The move had been temporarily blocked since Thursday, when a Sangamon County Circuit Court judge sided with a coalition of business groups, led by the Illinois Manufacturers’ Association and Illinois Retail Merchants Association, that had filed a lawsuit alleging the commission had exceeded its authority.
During a meeting held via conference call, Illinois Workers’ Compensation Commission Chairman Michael Brennan said he moved to withdraw the measure because of the uncertainty and cost of the suit, which he said could take “months if not a year to resolve.”
“We know that the litigation will be costly and it’s a cost that we quite frankly cannot afford today,” Brennan said.
For the time being, that means workers’ compensation claims and benefits will be determined by the same procedures in place before the pandemic.

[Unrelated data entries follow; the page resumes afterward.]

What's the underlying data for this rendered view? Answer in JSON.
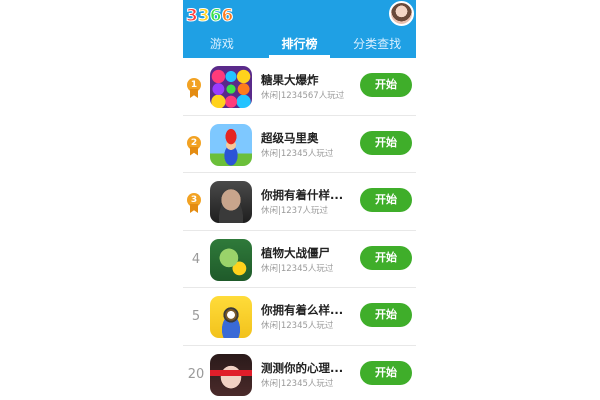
{
  "header": {
    "logo": {
      "text": "3366",
      "colors": [
        "#ff3b3b",
        "#ffd21c",
        "#3ce04a",
        "#ff7b1c"
      ]
    },
    "avatar_icon": "user-avatar"
  },
  "tabs": [
    {
      "label": "游戏",
      "active": false
    },
    {
      "label": "排行榜",
      "active": true
    },
    {
      "label": "分类查找",
      "active": false
    }
  ],
  "games": [
    {
      "rank": "1",
      "medal": true,
      "icon": "candy-crush-icon",
      "title": "糖果大爆炸",
      "sub": "休闲|1234567人玩过",
      "button": "开始"
    },
    {
      "rank": "2",
      "medal": true,
      "icon": "super-mario-icon",
      "title": "超级马里奥",
      "sub": "休闲|12345人玩过",
      "button": "开始"
    },
    {
      "rank": "3",
      "medal": true,
      "icon": "face-quiz-icon",
      "title": "你拥有着什样...",
      "sub": "休闲|1237人玩过",
      "button": "开始"
    },
    {
      "rank": "4",
      "medal": false,
      "icon": "plants-vs-zombies-icon",
      "title": "植物大战僵尸",
      "sub": "休闲|12345人玩过",
      "button": "开始"
    },
    {
      "rank": "5",
      "medal": false,
      "icon": "minion-icon",
      "title": "你拥有着么样...",
      "sub": "休闲|12345人玩过",
      "button": "开始"
    },
    {
      "rank": "20",
      "medal": false,
      "icon": "psych-test-icon",
      "title": "测测你的心理...",
      "sub": "休闲|12345人玩过",
      "button": "开始"
    }
  ],
  "colors": {
    "header": "#1fa0e4",
    "button": "#3fae2a",
    "medal": "#f2a223"
  }
}
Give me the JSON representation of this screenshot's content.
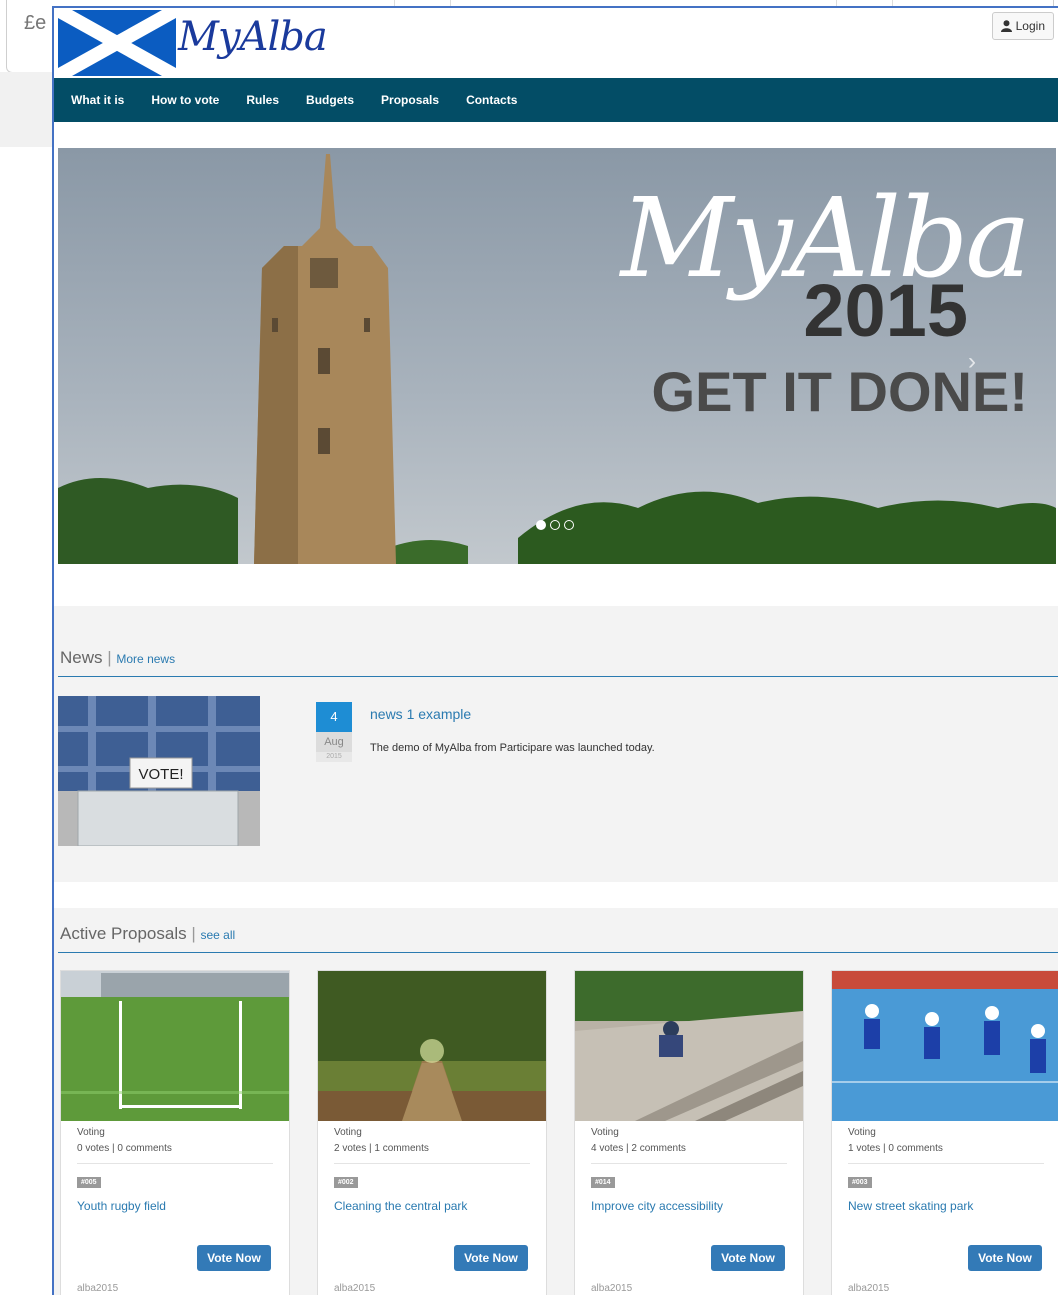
{
  "background": {
    "partial_text": "£e"
  },
  "header": {
    "logo_text": "MyAlba",
    "login_label": "Login"
  },
  "nav": {
    "items": [
      "What it is",
      "How to vote",
      "Rules",
      "Budgets",
      "Proposals",
      "Contacts"
    ]
  },
  "hero": {
    "title": "MyAlba",
    "year": "2015",
    "slogan": "GET IT DONE!",
    "slide_count": 3,
    "active_slide": 1
  },
  "news": {
    "heading": "News",
    "more_link": "More news",
    "items": [
      {
        "day": "4",
        "month": "Aug",
        "year": "2015",
        "title": "news 1 example",
        "body": "The demo of MyAlba from Participare was launched today.",
        "image_caption": "VOTE!"
      }
    ]
  },
  "proposals": {
    "heading": "Active Proposals",
    "see_all": "see all",
    "items": [
      {
        "status": "Voting",
        "stats": "0 votes | 0 comments",
        "tag": "#005",
        "title": "Youth rugby field",
        "button": "Vote Now",
        "author": "alba2015"
      },
      {
        "status": "Voting",
        "stats": "2 votes | 1 comments",
        "tag": "#002",
        "title": "Cleaning the central park",
        "button": "Vote Now",
        "author": "alba2015"
      },
      {
        "status": "Voting",
        "stats": "4 votes | 2 comments",
        "tag": "#014",
        "title": "Improve city accessibility",
        "button": "Vote Now",
        "author": "alba2015"
      },
      {
        "status": "Voting",
        "stats": "1 votes | 0 comments",
        "tag": "#003",
        "title": "New street skating park",
        "button": "Vote Now",
        "author": "alba2015"
      }
    ]
  },
  "colors": {
    "nav_bg": "#034d66",
    "link": "#2a7ab0",
    "button": "#337ab7",
    "frame": "#4472c4"
  }
}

“We remain in the status quo, we’re back where we were prior to the submission of the rule,” Brennan said.
But perhaps not for long.
Brennan said the commission will form a committee to examine what it can do related to the coronavirus outbreak.

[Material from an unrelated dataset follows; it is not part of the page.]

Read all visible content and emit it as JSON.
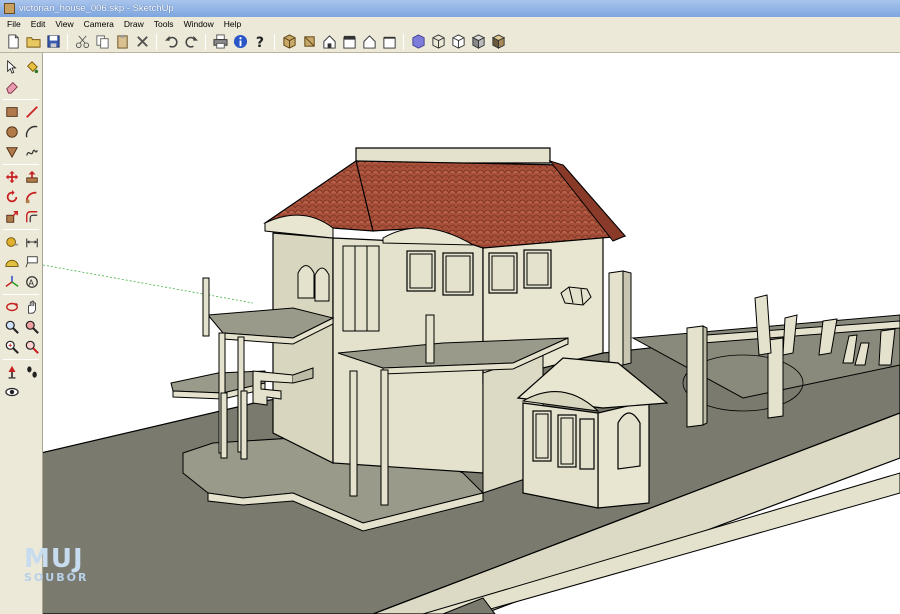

Commissioners Douglas McCarthy and Deborah Simpson will co-chair the committee “of practitioners to assist in the examination of the problems created by the Covid-19 Pandemic and possible actions that the Commission may take to solve these problems.”
Illinois AFL-CIO President Tim Drea said called the suspension of the rule a “setback” and the business group’s lawsuit “shameful.”
“Rest assured that the Illinois AFL-CIO will continue to fight for fair workers’ compensation protection for first responders and frontline workers who contract COVID-19 while performing their essential duties to mitigate this crisis,” Drea said in a statement.
Drea said that employers lobbied the state to be deemed “essential” under Gov. J.B. Pritzker’s stay-at-home order that required all nonessential businesses to close, and that employees of those essential businesses were putting themselves and their families are “great personal risk” by going to work.
He also accused employers of mandating “that employees show up for work – often without providing protective gear or safety supplies.”
His did not cite examples.
In a joint statement, IMA President Mark Denzler and IRMA President Rob Karr said that manufacturers and retailers “are concerned about the health and safety of their employees, customers, and communities” and that the case was “first and foremost about the rule of law.”
“It was clearly an overreach and inconsistent with the traditional rule making process,” they said.
Their attorney Scott Cruz said the commission exceeded its authority, and that a substantial change in state law can only be made by the Illinois General Assembly after proper debate and “discourse.”
But the business groups’ statement went on to note that putting the responsibility for COVID-19 costs onto their members would have been costly.
“If left unchecked, this rule would have subject Illinois businesses to billions of dollars in added costs at a time when many are struggling to make payroll and retain employees,” the statement from Denzler and Karr said. “Our members employ the largest number of workers in Illinois, represent the largest sales tax revenue generator for the state, and contribute the single largest share of the state’s Gross Domestic Product.”